İTÜ Rektör Yardımcısı ve Maden Fakültesi Dekanı Prof. Dr. Mustafa Kumral, “Hedefimiz acaba buradaki yapı, etraftaki genel jeolojik yapıdan farklı mı, değil mi? Bunu ortaya koymak. Makro ve mikro gözlemler yapılacak. Bunlar kimyasal analizlere tabi tutulacak. Bu kimyasal analizlerde de o yapının geneldeki minerolojiyle o bölgenin jeolojisiyle uygun bir kimyaya sahip değil mi, arada farklılık var mı? Bu farklılık Nuh’un Gemisi’ne mi işaret edecek bunları da ortaya koymak amacıyla gerçekleştirdiğimiz bir çalışma olacak” dedi.
‘MİLYARDA 1 MERTEBESİNE KADAR ELEMENTLERİ OKUMA İMKANINA SAHİBİZ’
Prof. Dr. Kumral, “Bu çalışmanın sonuçlarına göre proje daha da detaylandırılacak. O arazi genel anlamında ele alınacak. Çok daha ince örneklemeler yapılacak. Yeraltının tabiri caizse tomografisi çekilecek. Bir tufandan çıktık, bunların izleri var mı, yok mu? Bunu ortaya koymamız lazım. Bu tufan sonrasında gemiyi boşaltan insanlar nerede yerleşik hale geldiler, bununla ilgili bulgularımız olacak mı? Olmayacak mı? Bunlar hep detaylı şekilde araştırılacak.
Buradaki numuneler o bölgenin farklı yerlerinden alındı. Kayaç numuneleri, toprak numuneleri, düşey yönde sistematik numuneler alındı. Bunlar minerolojik açıdan bakılacak. Kabadan inceye doğru jeokimyasal açıdan da incelenecek. Analizlerimizde milyarda 1 mertebesine kadar elementleri okuma imkanına sahibiz. Bu gemiye ait kalıntılar ne olabilir? Ağaç gemiyse, organik gemiler bulabilecek miyiz? Bunlara da bakılacak” ifadelerini kullandı.
Prof. Dr. Kumral, “Geminin içinde bir yaşam vardı. İnsanlar bu geminin içinde yaşadılar, bunlara ait kalıntılar var mı yok mu incelenecek. Göbeklitepe keşfedildi, dünya tarihi sıfırlandı. Biz de acaba bu keşifle böyle bir yola gidebilecek miyiz? Bunu araştırmalarımız sonucunda hep beraber göreceğiz. Her şeyden önemlisi bugüne kadar yapılmış en kapsamlı çalışma” dedi.
‘YAPININ DOĞAL MI, YAPAY MI OLDUĞU ANLAŞILACAK’

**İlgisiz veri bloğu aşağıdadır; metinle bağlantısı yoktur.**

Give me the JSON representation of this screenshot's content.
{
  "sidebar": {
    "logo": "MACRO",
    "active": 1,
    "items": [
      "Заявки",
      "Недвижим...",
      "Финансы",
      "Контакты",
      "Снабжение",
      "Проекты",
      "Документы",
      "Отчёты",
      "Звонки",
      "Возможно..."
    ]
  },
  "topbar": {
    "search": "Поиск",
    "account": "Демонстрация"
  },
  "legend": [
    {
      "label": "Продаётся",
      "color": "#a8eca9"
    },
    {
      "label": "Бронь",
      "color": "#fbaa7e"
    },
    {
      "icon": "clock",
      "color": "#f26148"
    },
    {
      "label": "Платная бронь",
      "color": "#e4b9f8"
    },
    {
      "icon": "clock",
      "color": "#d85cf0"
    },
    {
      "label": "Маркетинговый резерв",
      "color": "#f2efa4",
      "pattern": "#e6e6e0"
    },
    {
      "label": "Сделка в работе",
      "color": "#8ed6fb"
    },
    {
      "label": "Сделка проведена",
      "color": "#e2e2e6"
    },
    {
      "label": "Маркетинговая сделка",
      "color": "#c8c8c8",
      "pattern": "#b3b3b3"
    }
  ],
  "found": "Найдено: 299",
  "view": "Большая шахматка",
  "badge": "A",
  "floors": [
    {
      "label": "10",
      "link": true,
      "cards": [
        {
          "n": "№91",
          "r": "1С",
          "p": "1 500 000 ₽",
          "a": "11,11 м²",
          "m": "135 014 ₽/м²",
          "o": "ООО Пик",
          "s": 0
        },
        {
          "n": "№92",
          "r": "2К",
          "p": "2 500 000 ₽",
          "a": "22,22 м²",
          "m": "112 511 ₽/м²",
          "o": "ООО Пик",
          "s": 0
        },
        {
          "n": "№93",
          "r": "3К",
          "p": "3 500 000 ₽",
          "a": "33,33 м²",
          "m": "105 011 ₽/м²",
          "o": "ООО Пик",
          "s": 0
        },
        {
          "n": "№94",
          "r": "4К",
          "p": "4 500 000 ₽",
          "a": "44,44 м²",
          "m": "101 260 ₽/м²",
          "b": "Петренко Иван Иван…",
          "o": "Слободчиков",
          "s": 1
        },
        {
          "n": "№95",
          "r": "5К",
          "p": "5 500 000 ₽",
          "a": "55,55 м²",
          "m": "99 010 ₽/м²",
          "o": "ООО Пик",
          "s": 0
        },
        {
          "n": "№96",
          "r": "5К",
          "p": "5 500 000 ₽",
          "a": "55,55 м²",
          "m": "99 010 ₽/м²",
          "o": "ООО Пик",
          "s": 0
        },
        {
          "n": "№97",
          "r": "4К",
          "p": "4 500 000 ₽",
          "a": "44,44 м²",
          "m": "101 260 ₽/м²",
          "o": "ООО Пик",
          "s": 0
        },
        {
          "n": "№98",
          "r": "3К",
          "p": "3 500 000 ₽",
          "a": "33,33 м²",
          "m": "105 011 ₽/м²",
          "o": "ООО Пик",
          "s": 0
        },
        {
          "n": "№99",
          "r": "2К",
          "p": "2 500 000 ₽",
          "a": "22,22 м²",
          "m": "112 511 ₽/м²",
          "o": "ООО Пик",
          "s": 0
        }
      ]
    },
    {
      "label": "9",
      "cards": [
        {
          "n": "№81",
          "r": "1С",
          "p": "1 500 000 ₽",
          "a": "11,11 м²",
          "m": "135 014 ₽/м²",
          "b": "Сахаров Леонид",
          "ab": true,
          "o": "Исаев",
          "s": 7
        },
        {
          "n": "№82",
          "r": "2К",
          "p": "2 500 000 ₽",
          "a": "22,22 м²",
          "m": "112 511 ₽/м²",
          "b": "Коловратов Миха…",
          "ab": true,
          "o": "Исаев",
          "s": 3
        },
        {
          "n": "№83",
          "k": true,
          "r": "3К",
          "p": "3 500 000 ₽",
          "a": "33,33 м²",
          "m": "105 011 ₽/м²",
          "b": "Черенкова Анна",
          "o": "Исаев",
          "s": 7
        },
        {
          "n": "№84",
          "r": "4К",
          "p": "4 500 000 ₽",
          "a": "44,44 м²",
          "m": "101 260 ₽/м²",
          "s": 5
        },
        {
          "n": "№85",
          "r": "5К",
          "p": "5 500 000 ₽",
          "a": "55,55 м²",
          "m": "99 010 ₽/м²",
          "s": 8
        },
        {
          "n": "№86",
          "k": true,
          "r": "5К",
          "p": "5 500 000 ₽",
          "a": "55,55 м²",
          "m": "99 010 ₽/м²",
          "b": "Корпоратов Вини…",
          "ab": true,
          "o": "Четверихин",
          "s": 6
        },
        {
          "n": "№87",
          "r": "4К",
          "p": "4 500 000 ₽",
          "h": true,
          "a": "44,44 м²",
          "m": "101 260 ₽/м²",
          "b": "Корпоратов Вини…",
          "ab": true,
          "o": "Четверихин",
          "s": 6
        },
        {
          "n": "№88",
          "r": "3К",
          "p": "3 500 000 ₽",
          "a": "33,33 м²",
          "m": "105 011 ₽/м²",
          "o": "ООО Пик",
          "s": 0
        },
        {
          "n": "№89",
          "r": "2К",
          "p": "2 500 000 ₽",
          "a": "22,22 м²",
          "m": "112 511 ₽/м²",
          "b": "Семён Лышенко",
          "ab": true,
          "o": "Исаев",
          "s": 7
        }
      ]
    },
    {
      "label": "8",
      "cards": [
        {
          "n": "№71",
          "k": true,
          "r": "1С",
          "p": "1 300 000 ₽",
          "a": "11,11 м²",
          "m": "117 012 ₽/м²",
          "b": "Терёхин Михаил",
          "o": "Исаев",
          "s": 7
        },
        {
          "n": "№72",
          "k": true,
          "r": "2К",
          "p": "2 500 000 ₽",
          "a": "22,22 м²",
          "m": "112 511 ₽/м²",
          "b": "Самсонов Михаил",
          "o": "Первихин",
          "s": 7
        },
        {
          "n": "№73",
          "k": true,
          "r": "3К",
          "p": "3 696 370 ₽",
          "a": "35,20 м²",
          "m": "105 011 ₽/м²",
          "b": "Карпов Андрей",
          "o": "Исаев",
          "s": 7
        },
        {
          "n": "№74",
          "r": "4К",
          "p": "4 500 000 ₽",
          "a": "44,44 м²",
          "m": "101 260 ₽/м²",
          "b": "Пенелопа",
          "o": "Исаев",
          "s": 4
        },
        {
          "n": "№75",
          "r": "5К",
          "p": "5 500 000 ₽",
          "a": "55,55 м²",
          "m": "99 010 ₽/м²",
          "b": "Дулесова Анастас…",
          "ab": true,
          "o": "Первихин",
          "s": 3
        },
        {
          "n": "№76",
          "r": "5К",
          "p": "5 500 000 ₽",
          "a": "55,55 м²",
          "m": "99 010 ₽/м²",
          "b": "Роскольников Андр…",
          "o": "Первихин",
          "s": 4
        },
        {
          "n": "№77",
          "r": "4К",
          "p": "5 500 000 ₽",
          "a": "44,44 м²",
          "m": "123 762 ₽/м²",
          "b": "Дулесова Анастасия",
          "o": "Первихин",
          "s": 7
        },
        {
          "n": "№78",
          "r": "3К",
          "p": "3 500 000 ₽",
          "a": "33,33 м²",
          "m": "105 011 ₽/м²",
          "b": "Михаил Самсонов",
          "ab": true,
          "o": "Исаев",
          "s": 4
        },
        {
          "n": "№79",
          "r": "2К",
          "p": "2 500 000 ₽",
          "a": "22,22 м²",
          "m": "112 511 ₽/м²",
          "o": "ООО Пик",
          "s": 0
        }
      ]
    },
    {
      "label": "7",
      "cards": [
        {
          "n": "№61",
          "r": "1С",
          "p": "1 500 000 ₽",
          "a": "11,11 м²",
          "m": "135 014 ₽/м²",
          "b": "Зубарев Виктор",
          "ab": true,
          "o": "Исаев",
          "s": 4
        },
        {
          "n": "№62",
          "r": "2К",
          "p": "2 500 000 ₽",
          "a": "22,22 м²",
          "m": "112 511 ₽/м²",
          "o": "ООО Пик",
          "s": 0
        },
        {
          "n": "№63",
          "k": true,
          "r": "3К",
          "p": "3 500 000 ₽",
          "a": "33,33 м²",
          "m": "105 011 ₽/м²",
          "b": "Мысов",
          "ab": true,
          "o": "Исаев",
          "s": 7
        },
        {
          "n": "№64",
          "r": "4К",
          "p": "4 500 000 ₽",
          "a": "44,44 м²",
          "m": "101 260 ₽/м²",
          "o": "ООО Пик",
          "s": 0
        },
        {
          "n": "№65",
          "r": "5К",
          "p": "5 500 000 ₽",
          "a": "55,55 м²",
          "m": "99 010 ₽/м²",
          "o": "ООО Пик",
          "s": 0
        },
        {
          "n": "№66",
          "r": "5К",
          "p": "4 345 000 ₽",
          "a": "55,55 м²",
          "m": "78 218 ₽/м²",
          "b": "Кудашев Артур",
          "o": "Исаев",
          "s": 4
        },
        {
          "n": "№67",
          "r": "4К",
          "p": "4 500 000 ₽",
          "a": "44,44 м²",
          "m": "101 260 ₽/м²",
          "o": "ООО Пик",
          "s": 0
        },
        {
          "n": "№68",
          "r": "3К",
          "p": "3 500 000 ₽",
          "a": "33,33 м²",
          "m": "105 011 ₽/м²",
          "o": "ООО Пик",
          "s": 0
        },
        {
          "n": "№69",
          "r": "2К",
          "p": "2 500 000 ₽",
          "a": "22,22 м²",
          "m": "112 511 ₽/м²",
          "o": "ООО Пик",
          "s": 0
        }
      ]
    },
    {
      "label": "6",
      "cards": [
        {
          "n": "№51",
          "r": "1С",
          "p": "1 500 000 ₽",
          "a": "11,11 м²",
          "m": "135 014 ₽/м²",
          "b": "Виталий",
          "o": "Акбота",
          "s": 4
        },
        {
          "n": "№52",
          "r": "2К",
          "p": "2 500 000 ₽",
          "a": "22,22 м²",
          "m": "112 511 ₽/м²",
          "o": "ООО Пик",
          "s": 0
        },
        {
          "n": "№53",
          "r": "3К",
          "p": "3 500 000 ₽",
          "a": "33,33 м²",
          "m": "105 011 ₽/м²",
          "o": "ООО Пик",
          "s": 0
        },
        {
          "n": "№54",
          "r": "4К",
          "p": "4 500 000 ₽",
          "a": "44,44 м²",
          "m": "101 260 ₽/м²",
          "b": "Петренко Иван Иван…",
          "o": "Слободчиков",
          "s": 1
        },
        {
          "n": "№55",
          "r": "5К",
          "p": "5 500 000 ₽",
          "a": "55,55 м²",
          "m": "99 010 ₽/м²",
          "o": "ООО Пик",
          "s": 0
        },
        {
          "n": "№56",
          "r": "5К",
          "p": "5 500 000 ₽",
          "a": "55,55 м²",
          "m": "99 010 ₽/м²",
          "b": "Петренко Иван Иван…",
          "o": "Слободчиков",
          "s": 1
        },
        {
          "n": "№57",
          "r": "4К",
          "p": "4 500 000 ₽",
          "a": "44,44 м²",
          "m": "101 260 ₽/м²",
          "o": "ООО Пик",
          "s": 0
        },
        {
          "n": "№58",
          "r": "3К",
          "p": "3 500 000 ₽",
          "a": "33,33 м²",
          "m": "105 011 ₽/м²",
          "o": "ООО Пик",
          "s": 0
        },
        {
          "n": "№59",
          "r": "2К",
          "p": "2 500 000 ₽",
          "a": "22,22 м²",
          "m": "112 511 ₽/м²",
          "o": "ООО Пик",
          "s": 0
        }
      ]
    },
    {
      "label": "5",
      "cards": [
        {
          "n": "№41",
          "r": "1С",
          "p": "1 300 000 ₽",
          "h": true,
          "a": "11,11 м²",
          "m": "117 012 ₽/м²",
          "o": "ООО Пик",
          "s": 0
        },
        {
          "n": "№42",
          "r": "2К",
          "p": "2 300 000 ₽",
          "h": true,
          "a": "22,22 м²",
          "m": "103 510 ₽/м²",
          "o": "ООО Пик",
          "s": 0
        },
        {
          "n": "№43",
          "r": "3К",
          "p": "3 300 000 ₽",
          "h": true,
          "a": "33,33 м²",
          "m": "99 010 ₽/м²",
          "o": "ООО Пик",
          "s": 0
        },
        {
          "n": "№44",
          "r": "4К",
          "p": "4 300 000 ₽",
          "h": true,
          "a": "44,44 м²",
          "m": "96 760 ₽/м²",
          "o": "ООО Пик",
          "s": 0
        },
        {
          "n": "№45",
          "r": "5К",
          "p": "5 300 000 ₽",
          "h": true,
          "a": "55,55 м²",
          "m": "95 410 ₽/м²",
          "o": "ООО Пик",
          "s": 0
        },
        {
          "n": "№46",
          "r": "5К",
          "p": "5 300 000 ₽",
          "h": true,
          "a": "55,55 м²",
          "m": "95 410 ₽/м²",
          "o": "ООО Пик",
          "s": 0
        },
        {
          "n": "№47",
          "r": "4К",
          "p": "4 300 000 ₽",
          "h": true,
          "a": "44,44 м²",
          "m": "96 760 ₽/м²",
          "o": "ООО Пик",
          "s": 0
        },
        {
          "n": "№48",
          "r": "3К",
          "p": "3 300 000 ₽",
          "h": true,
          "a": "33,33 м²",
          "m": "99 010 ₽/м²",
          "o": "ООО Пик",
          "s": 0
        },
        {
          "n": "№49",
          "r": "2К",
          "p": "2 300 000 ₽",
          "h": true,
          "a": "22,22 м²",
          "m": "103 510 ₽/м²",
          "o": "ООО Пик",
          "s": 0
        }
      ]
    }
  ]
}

İTÜ Jeoloji Mühendisliği Bölüm Başkanı Prof. Dr. Emin Çiftçi ise, laboratuvarda gerçekleştirilecek çalışmaların Faz 2 olarak adlandırılabileceğine dikkat çekerek, “Örnekler bir hazırlık sürecinden geçiyor. Bunlar farklı süreçlerden geçtikten sonra mineral içerikler ve element içerikler için analiz edilecekler. Sahada anormal bir yapı diyoruz çünkü civarıyla morfolojik olarak tuhaf bir yapı var. Bunun yapay ya da doğal olduğunu anlamaya çalışıyoruz.
Bu netice sadece bu yapı değil civarını da örneklediğimiz için civarı ve yapı arasında bir kimyasal kontrast var mı yoksa, uyumlu mu buna bakacağız. Uyumluysa bu doğal bir yapı diyeceğiz. Uyumsuzsa, Faz 3 çalışmasıyla daha ayrıntılı bir örnekleme yapmamız gerekecek. Böyle bir gemi kalıntısı varsa bu ahşapların taşlaşmasını bekleriz, taşlaşmış odun olur. Bunun bir dokusu vardır. Böyle belirtiler var mı mikroskop çalışmaları gösterecek. Jeokimya ve minerolojiye dayalı çalışma olacağı için tartışma getirmez sonuçlar bulacağını ümit ediyorum” diye konuştu.
‘TARTIŞMALAR SON BULACAK’
Prof. Dr. Çiftçi, “Süreç içerisinde birçok görüntülere dayalı, gözlemlere dayalı çalışmalar yapılmış. Buradaki amacımız bu ölçekte ilk defa. Biz özel izinle bu çalışmayı yaptık. Yapacağımız bir keşifle sonuçlanacaksa bu büyük bir keşif olacak. Tersi bir durum da mümkün ama en azından tartışma burada sonlanacak. Diyeceğiz ki; jeoloji, mineroloji, jeokimya şunu diyor. Burada böyle bir yapı yok.
Bu tamamen doğanın oyunu. Eski bir heyelan sahası. Bir gemi silueti oluşmuş. Buna bir nokta koymak lazım. Bu bir efsane, burada değilse nerede şeklinde arayışlar sürecektir. O bölge cazibesini kaybetmeyecek. Gemi olduğu söylenen şeyin Ağrı Dağı ile de bir ilişkisi yok. Arayışlar devam edecek. Sonuçları biz de merak ediyoruz. Yaklaşık 1 ay içerisinde sonuçlar çıkabilir” ifadelerini kullandı.